Sofya, settantotto anni, ci accoglie nella sua casa con timidezza: non è abituata ai turisti.
Vive sola perché le due figlie fanno una il medico e l’altra la bancaria a Kiev, ma lei non ama la città e, malgrado tutto, preferisce rimanere nel piccolo villaggio in cui è nata.
La modesta casa di legno è curata, e notiamo subito che il bagno è all’esterno, in fondo all’orto, e un brivido scende lungo la schiena al pensiero della doccia con il secchio quando in inverno qui cade la neve.
Sofya ha preparato un ricco pranzo per gli inusuali ospiti a base di carne e verdure del suo orto, e noi ci sediamo a tavola con un certo timore, ma lei è così carina ed orgogliosa di offrirci ciò che produce personalmente, che non possiamo certo deluderla. E poi speriamo che la vodka che distilla personalmente nei boccioni che fanno bella mostra sui ripiani della dispensa, provvederà a disinfettarci.
A tavola ci racconta che al momento dell’incidente vivevano nel villaggio di Kupovate circa cinquecento persone. Sofya a quel tempo era la capo villaggio, quindi fu affidato a lei il compito di preparare in tre giorni l’evacuazione che avvenne il 5 maggio 1986.
I contadini dovettero abbandonare gli animali, ma furono fortunati perché in parte vennero risarciti, e le loro case non furono abbattute grazie al fatto che nel villaggio le radiazioni non superavano i duecentoventi Microsievert per ora.
Ad ottobre dell’anno successivo lei rientrò nella sua casa, seguita da altre centoventisei persone alle quali fu permesso di tornare solo perché non avevano figli piccoli. Oggi sono rimasti una quindicina di abitanti, gli altri sono morti e nessuno vuole venire ad abitare qui.
Dopo un anno dall’incidente il pesante conto finale stimava che il 10% circa dell’Ucraina era stato contaminato, duemiladuecento centri urbani evacuati e centosessantamila persone tra Ucraina e Bielorussia costrette ad abbandonare le loro case, stravolgendo per sempre la propria esistenza.
Sofya è una dei millecinquecento coloni per autonoma scelta chiamati Samosély, ovvero “residenti illegali” che tornarono, qualcuno a piedi tanta era la paura, nella zona di esclusione; oggi è rimasto solo un manipolo di circa centocinquanta irriducibili anziani.

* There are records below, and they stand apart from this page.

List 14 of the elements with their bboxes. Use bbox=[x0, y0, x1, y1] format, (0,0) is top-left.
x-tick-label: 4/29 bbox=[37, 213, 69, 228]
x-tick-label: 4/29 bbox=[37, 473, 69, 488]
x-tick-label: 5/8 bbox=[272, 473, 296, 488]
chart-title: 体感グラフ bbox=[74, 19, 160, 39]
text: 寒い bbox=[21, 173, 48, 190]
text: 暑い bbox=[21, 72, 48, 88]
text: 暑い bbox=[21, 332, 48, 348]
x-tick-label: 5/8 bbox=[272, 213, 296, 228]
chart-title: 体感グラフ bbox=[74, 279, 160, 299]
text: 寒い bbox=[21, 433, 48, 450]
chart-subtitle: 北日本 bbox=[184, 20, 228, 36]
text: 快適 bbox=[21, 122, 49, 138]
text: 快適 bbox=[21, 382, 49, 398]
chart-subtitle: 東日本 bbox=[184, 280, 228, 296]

Per quanto possa sembrare assurda, la loro scelta è stata consapevole, ritenendo più pericoloso essere sradicati dalla propria terra e ritrovarsi in un palazzone di Kiev, additati come gli untori di Chernobyl e destinati alla morte civile.
Nel 1992 il territorio dell’Ucraina fu proclamato “zona di disastro ecologico”, e ultimamente il governo ha dichiarato che dopo la morte dei Samosèly il territorio dovrà rimanere disabitato per mille anni.